A levante la stessa costa genovese è ancor ricca di ampie fasce non compromesse. La tutela del monte di Portofino è ormai un fatto di importanza nazionale, con previsioni di un parco esteso al paesaggio sottomarino. La Riviera alle spalle della congestionata Rapallo, della deformata Chiavari, è un mare d'ulivi. Boschi dietro a Sestri Levante e poi verso Bonassola, Levanto, le Cinque Terre, per arrivare all'eleganza di Portovenere, delle Grazie, di Fiascherino e di Tellaro, sotto la mole verdissima di Montemarcello.
Il paesaggio della Riviera non è del tutto perduto. Va riconosciuto per una saggia opera che tenga conto della importanza avuta dall'uomo nel modellarlo attraverso i millenni, conservando con benefici aiuti le colture che lo caratterizzano, da quella dell'ulivo ai vigneti, agli orti. Il turismo ha portato una nuova economia che minaccia queste colture e provoca la necessità di nuovi insediamenti; saperli armonizzare col paesaggio, dove gli spazi lo consentono, è impegno di pianificatori seri. Oggi la situazione è più favorevole. La legge-ponte ha scoraggiato le lottizzazioni insensate, ha costretto molti comuni a darsi un piano. Migliora la sensibilità dell'opinione pubblica; si fa pressante la richiesta di spazi verdi e attrezzati. Forse il '70 può segnare una riscoperta, non letteraria, della Riviera che cerchiamo oltre le file di case.

Il paesaggio sottomarino
Prof. Enrico Tortonese, Direttore del Museo Civico di Storia Naturale di Genova
La scoperta del paesaggio sottomarino ligure richiede un corredo minimo di cognizioni, che sintetizzo al massimo. Il mar Ligure occidentale è più profondo. L'isobata di 500 m decorre assai vicino alla costa ed è ben presto seguita dai grandi avvallamenti: lo scandaglio denuncia 1000 m a soli 10 km da Capo Noli. Invece, a levante di Genova, la cosiddetta piattaforma continentale è molto sviluppata, tanto che per superare ì 1000 m di profondità dobbiamo allontanarci di ben 75 km da Viareggio. Diverse altre caratteristiche interessano gli oceanografi ma anche il profano: la temperatura nelle acque liguri superficiali oscilla annualmente fra 12°-13° in inverno, e 24°-25° in estate. La salinità: circa 3,8% nel Mar Ligure. Il dislivello di marea è modestissimo come in gran parte del Mediterraneo: non supera i 30 cm. Le correnti: prevalgono quelle in direzione est-ovest, parallelamente alla costa.
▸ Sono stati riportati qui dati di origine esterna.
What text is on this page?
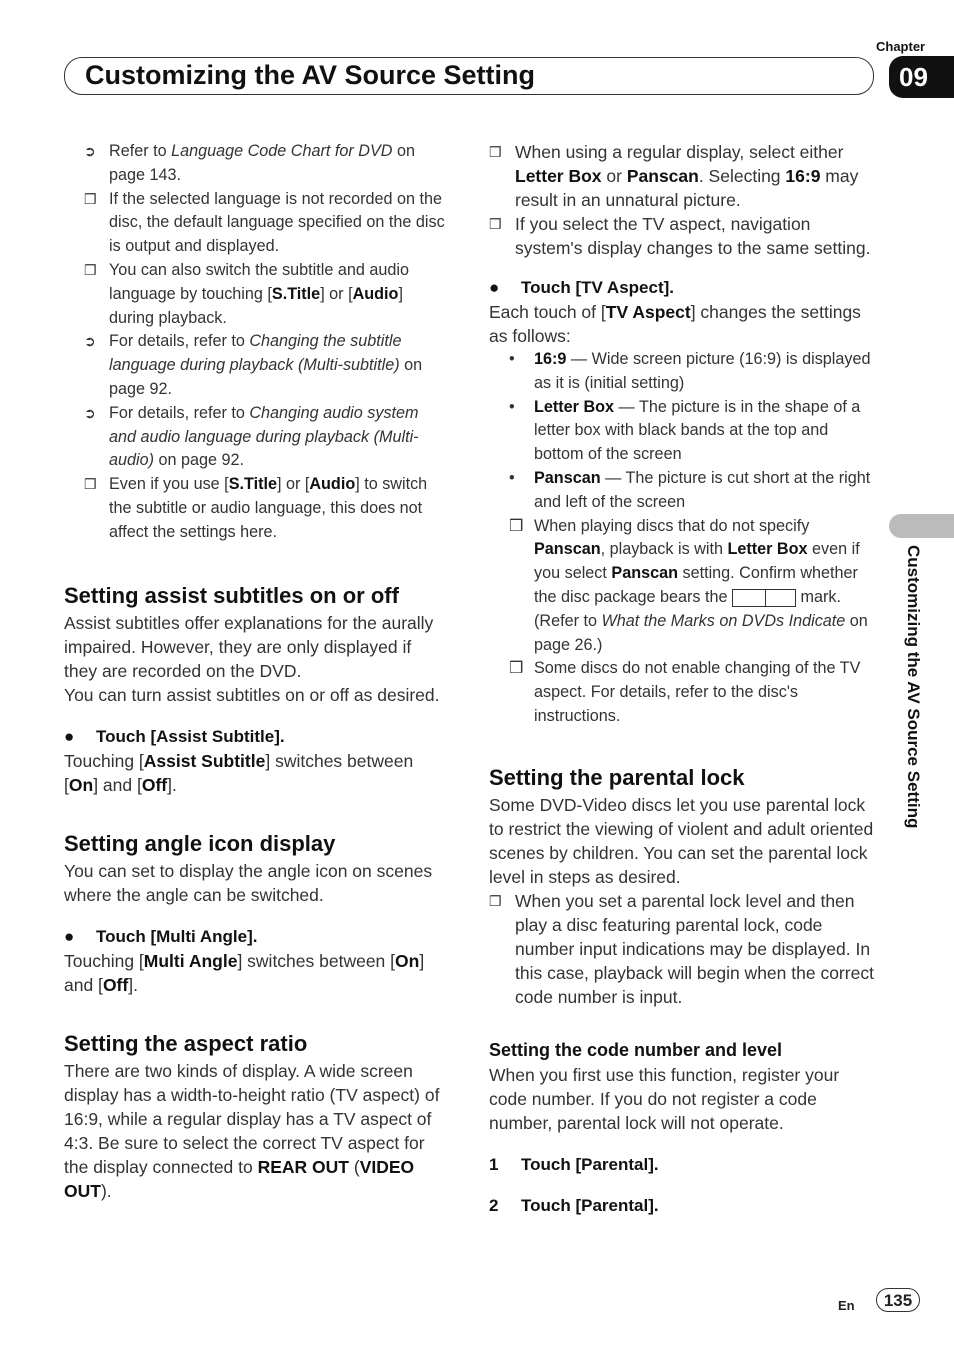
Chapter
09
Customizing the AV Source Setting
➲ Refer to Language Code Chart for DVD on page 143.
❒ If the selected language is not recorded on the disc, the default language specified on the disc is output and displayed.
❒ You can also switch the subtitle and audio language by touching [S.Title] or [Audio] during playback.
➲ For details, refer to Changing the subtitle language during playback (Multi-subtitle) on page 92.
➲ For details, refer to Changing audio system and audio language during playback (Multi-audio) on page 92.
❒ Even if you use [S.Title] or [Audio] to switch the subtitle or audio language, this does not affect the settings here.
Setting assist subtitles on or off

Assist subtitles offer explanations for the aurally impaired. However, they are only displayed if they are recorded on the DVD.

You can turn assist subtitles on or off as desired.

● Touch [Assist Subtitle].

Touching [Assist Subtitle] switches between [On] and [Off].

Setting angle icon display

You can set to display the angle icon on scenes where the angle can be switched.

● Touch [Multi Angle].

Touching [Multi Angle] switches between [On] and [Off].

Setting the aspect ratio

There are two kinds of display. A wide screen display has a width-to-height ratio (TV aspect) of 16:9, while a regular display has a TV aspect of 4:3. Be sure to select the correct TV aspect for the display connected to REAR OUT (VIDEO OUT).

❒ When using a regular display, select either Letter Box or Panscan. Selecting 16:9 may result in an unnatural picture.
❒ If you select the TV aspect, navigation system's display changes to the same setting.
● Touch [TV Aspect].

Each touch of [TV Aspect] changes the settings as follows:

• 16:9 — Wide screen picture (16:9) is displayed as it is (initial setting)
• Letter Box — The picture is in the shape of a letter box with black bands at the top and bottom of the screen
• Panscan — The picture is cut short at the right and left of the screen
❒ When playing discs that do not specify Panscan, playback is with Letter Box even if you select Panscan setting. Confirm whether the disc package bears the	mark. (Refer to What the Marks on DVDs Indicate on page 26.)
❒ Some discs do not enable changing of the TV aspect. For details, refer to the disc's instructions.
Setting the parental lock

Some DVD-Video discs let you use parental lock to restrict the viewing of violent and adult oriented scenes by children. You can set the parental lock level in steps as desired.

❒ When you set a parental lock level and then play a disc featuring parental lock, code number input indications may be displayed. In this case, playback will begin when the correct code number is input.
Setting the code number and level

When you first use this function, register your code number. If you do not register a code number, parental lock will not operate.

1 Touch [Parental].
2 Touch [Parental].
Customizing the AV Source Setting
En	135
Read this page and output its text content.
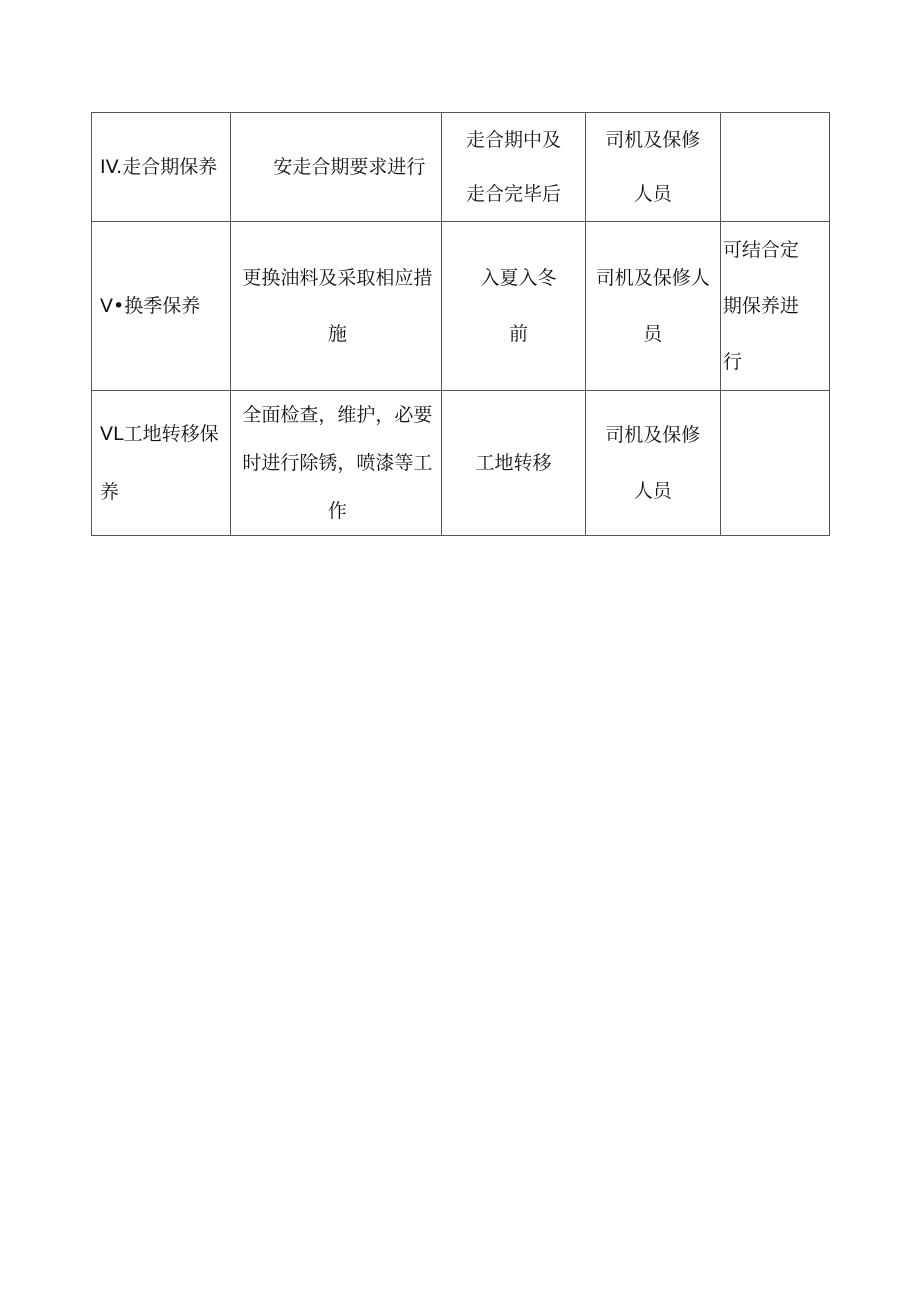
IV.走合期保养	安走合期要求进行	走合期中及走合完毕后	司机及保修人员	

V•换季保养	更换油料及采取相应措施	入夏入冬前	司机及保修人员	可结合定期保养进行

VL工地转移保养	全面检查，维护，必要时进行除锈，喷漆等工作	工地转移	司机及保修人员	
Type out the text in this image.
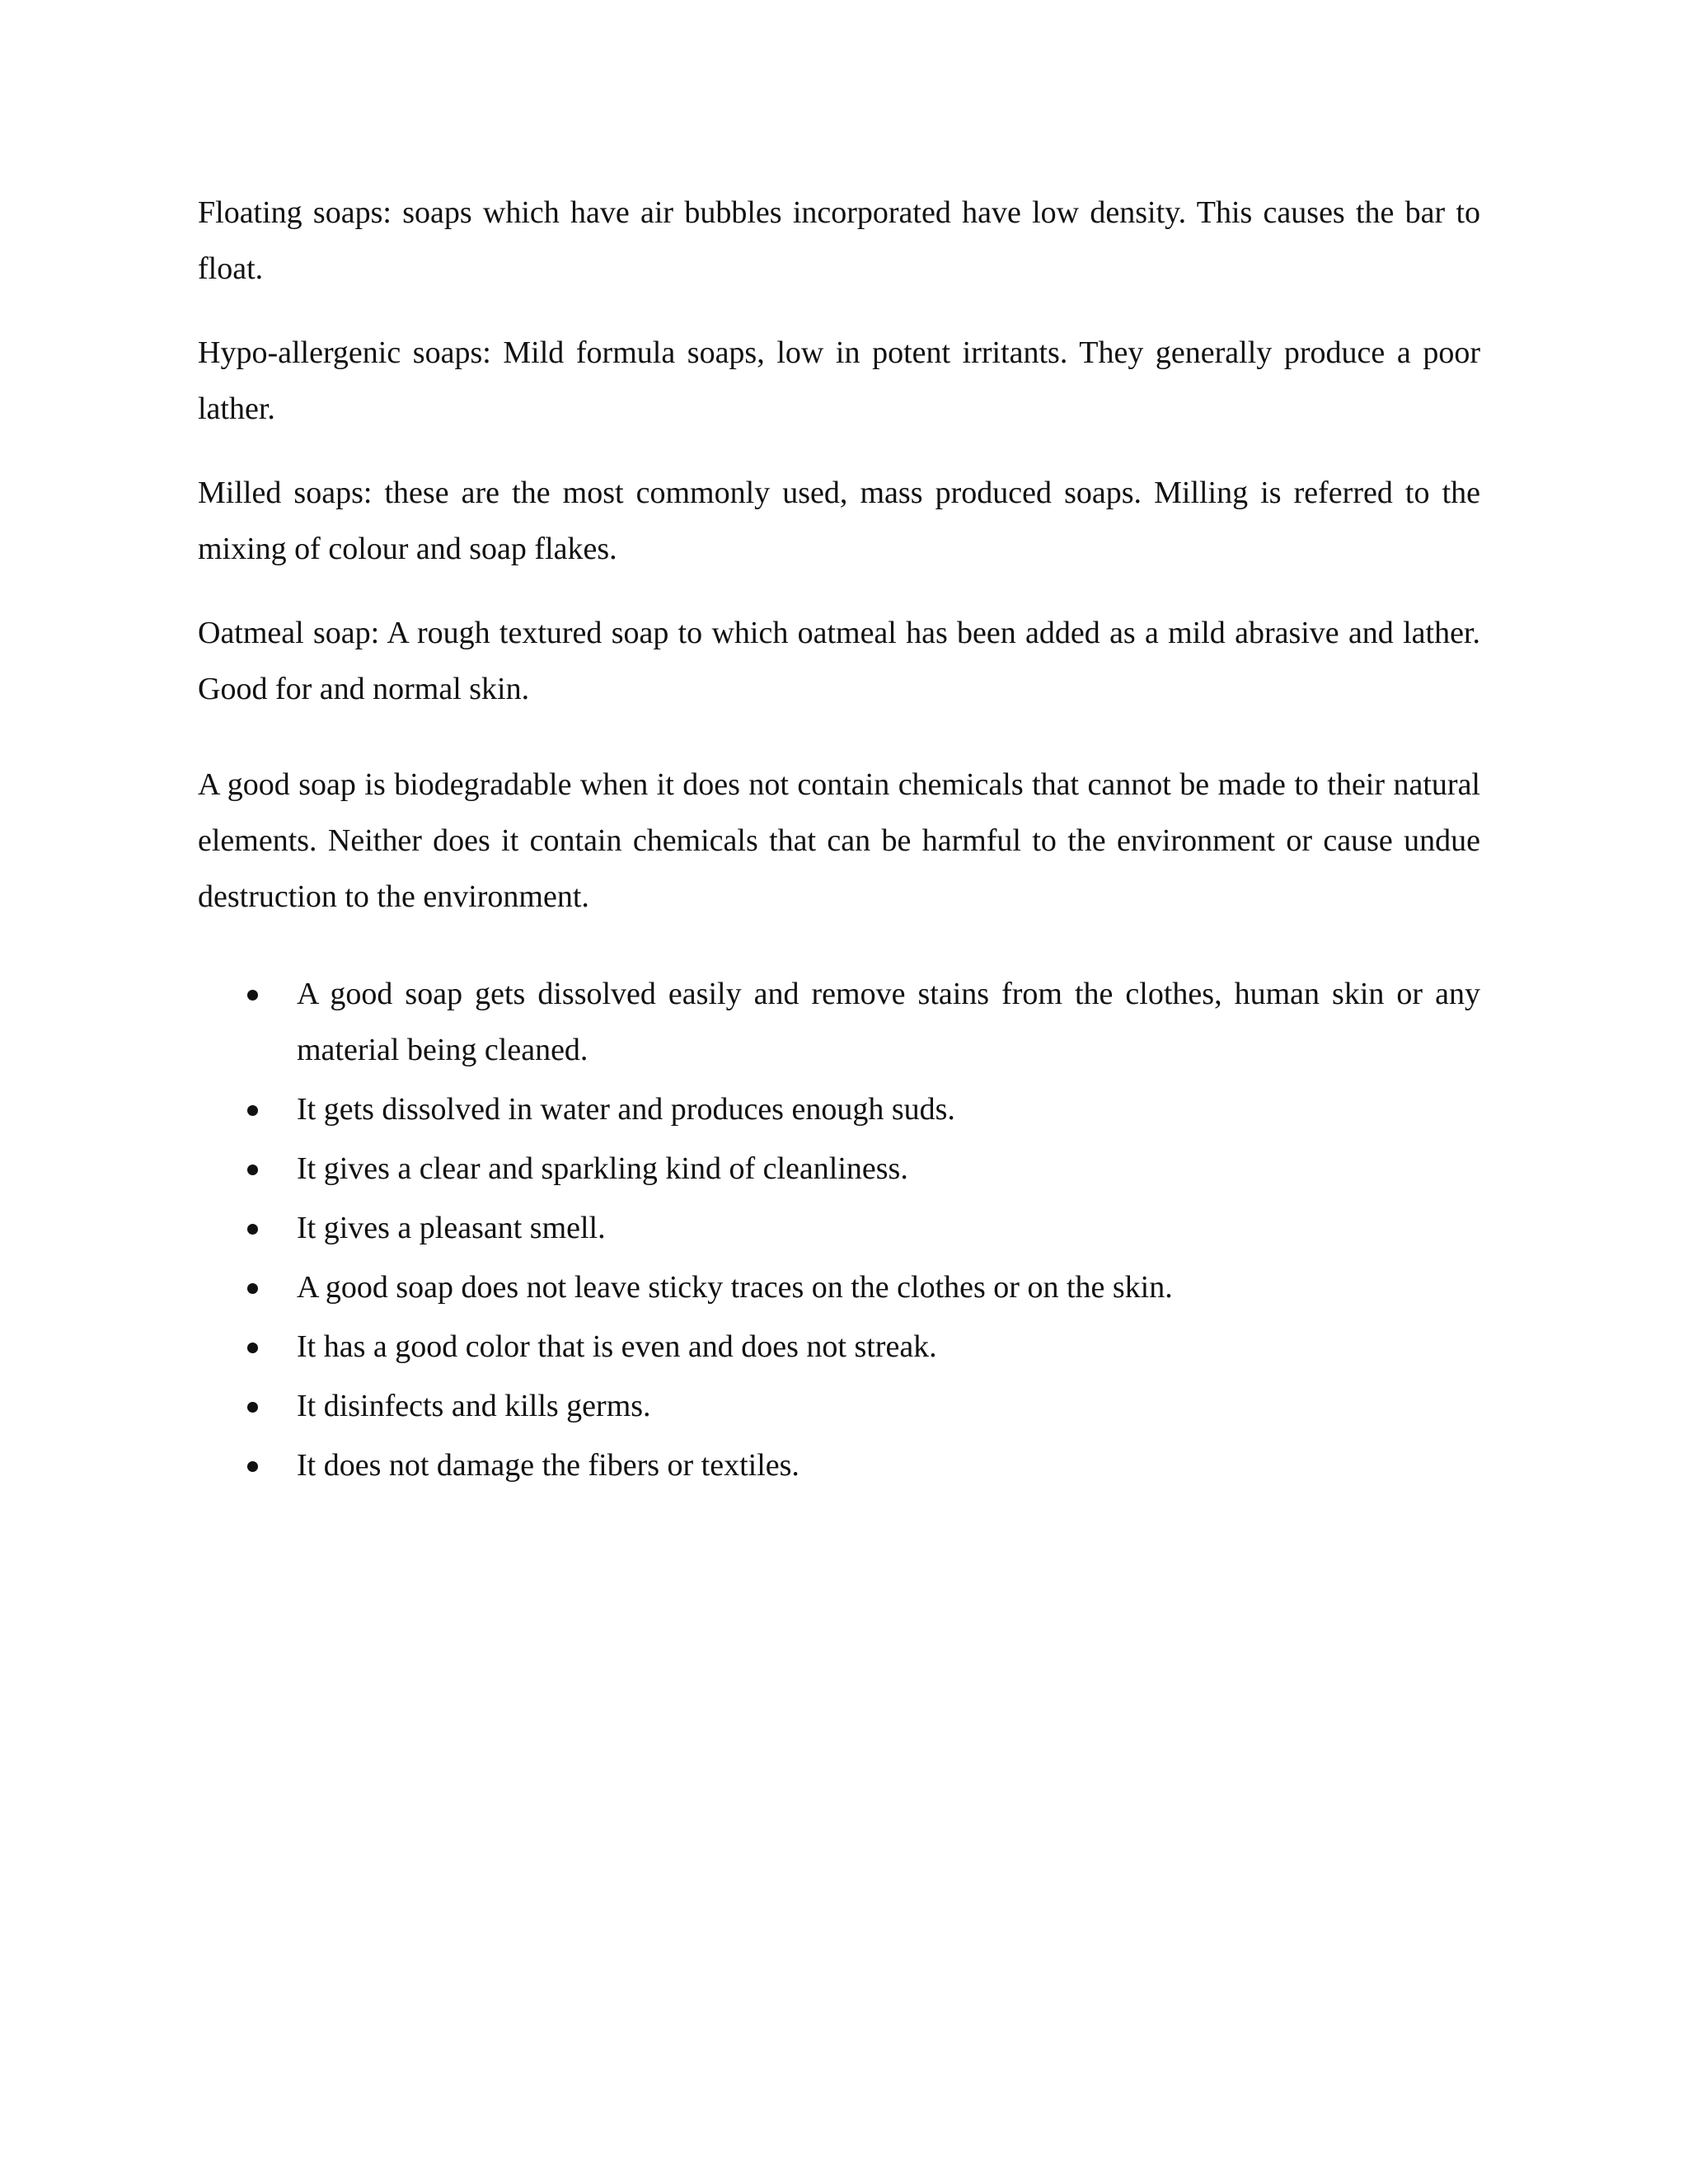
Floating soaps: soaps which have air bubbles incorporated have low density. This causes the bar to float.

Hypo-allergenic soaps: Mild formula soaps, low in potent irritants. They generally produce a poor lather.

Milled soaps: these are the most commonly used, mass produced soaps. Milling is referred to the mixing of colour and soap flakes.

Oatmeal soap: A rough textured soap to which oatmeal has been added as a mild abrasive and lather. Good for and normal skin.

A good soap is biodegradable when it does not contain chemicals that cannot be made to their natural elements. Neither does it contain chemicals that can be harmful to the environment or cause undue destruction to the environment.

A good soap gets dissolved easily and remove stains from the clothes, human skin or any material being cleaned.
It gets dissolved in water and produces enough suds.
It gives a clear and sparkling kind of cleanliness.
It gives a pleasant smell.
A good soap does not leave sticky traces on the clothes or on the skin.
It has a good color that is even and does not streak.
It disinfects and kills germs.
It does not damage the fibers or textiles.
E' indispensabile considerare attentamente la fisonomia dei fondali, per ben comprenderne i caratteri faunistici e floristici. Classico ambiente a substrato duro è la scogliera, popolata da animali numerosi e spesso rivestita da alghe policrome.
Ambiente nettamente diverso è naturalmente quello delle sabbie, entro le quali si annidano pesci e invertebrati vari; là dove la sabbia è più o meno frammista a fango vegetano le posidonie, ossia quelle notissime erbe (non alghe!) dalle lunghe foglie nastriformi e lucenti. Anche lungo le coste liguri, le posidonie formano qua e là praterie di discreta estensione. Nelle zone litorali di tutti i mari si riscontra la fauna più ricca e varia, spesso associata a un'abbondante flora (alghe verdi, brune, rosse). Nel Mar Ligure si rilevano situazioni più favorevoli, e quindi un più spiccato interesse naturalistico, lungo la Riviera di levante, lontana dagli impianti industriali e dai conseguenti inquinamenti sul fondo e nell'acqua.
Le scogliere di San Fruttuoso, formate da puddinga oligocenica, strapiombano sul mare; le pareti giungono a una quarantina di metri di profondità. Sono disseminate di alghe, spugne, gorgonie, briozoi, molluschi; nelle grotte rosseggiano gli alberetti di corallo, a cui si accompagnano magnifiche stelle di mare e ricci dalle spine bianche e violette.
I vandali del corallo
Il promontorio di Portofino è un gioiello; le sue bellezze si celano anche sotto la superficie marina, ove non sfuggono a troppo frequenti vandalismi. Vorremmo che i fucili di chi cerca le superstiti cernie, o i martelli di chi saccheggia il corallo, fossero sostituiti da apparecchi fotografici; che la stupidità di certe devastazioni fosse compresa; che si smettesse di pensare al mare come a un vivaio di creature che si possono distruggere senza comprometterne la propagazione, e quindi l'esistenza.
Per la protezione della Natura anche sotto la superficie marina si mira attualmente a istituire «parchi sottomarini», paragonabili ai «parchi nazionali» di terraferma. Già si è prospettata la creazione di uno di essi proprio nella zona di Portofino, per quanto le difficoltà siano molte e comprensibili. Recentissima è l'iniziativa di un «parco della Meloria» presso Livorno, e vi sono buone prospettive per la sua realizzazione.
Col procedere verso il mare aperto, si incontra una fauna del tutto diversa. In superficie, cioè nell'ambiente pelagico, sciamano in immenso numero gli organismi del plancton; vegetali e animali microscopici, diafane meduse, salpe simili a bariletti gelatinosi… Quanto ai pesci, abbiamo anzitutto alcune specie interessanti per la pesca; fra esse è il pesce spada, che oggi i pescatori venuti dalla Sicilia catturano nel Mar Ligure con frequenza.
Tartarughe e delfini
Non mancano certo i grossi squali, ma in complesso sono scarsi e non è il caso di parlare di incombenti pericoli per l'incolumità dei bagnanti. Frequenti possiamo dire, invece, le tartarughe marine e i delfini. Trovano una giustificata eco nella cronaca le occasionali comparse di cetacei di dimensioni medie - come lo zifio (5 m) - o grandi, come le balenottere e i capodogli che di quando in quando si mostrano lungo le riviere.
Nelle zone profonde, l'aspetto del fondo non è uniforme. Nel Golfo Tigullio vi sono «isole» di madrepore, che a circa 200 m formano solidi polipai bianchi e calcarei, facili a danneggiare le reti. Nella stessa zona si trovano i celebri «fondi a scampi», dove vivono questi prelibati crostacei; si aggirano fra distese di esili gorgonie, le «Isidelle».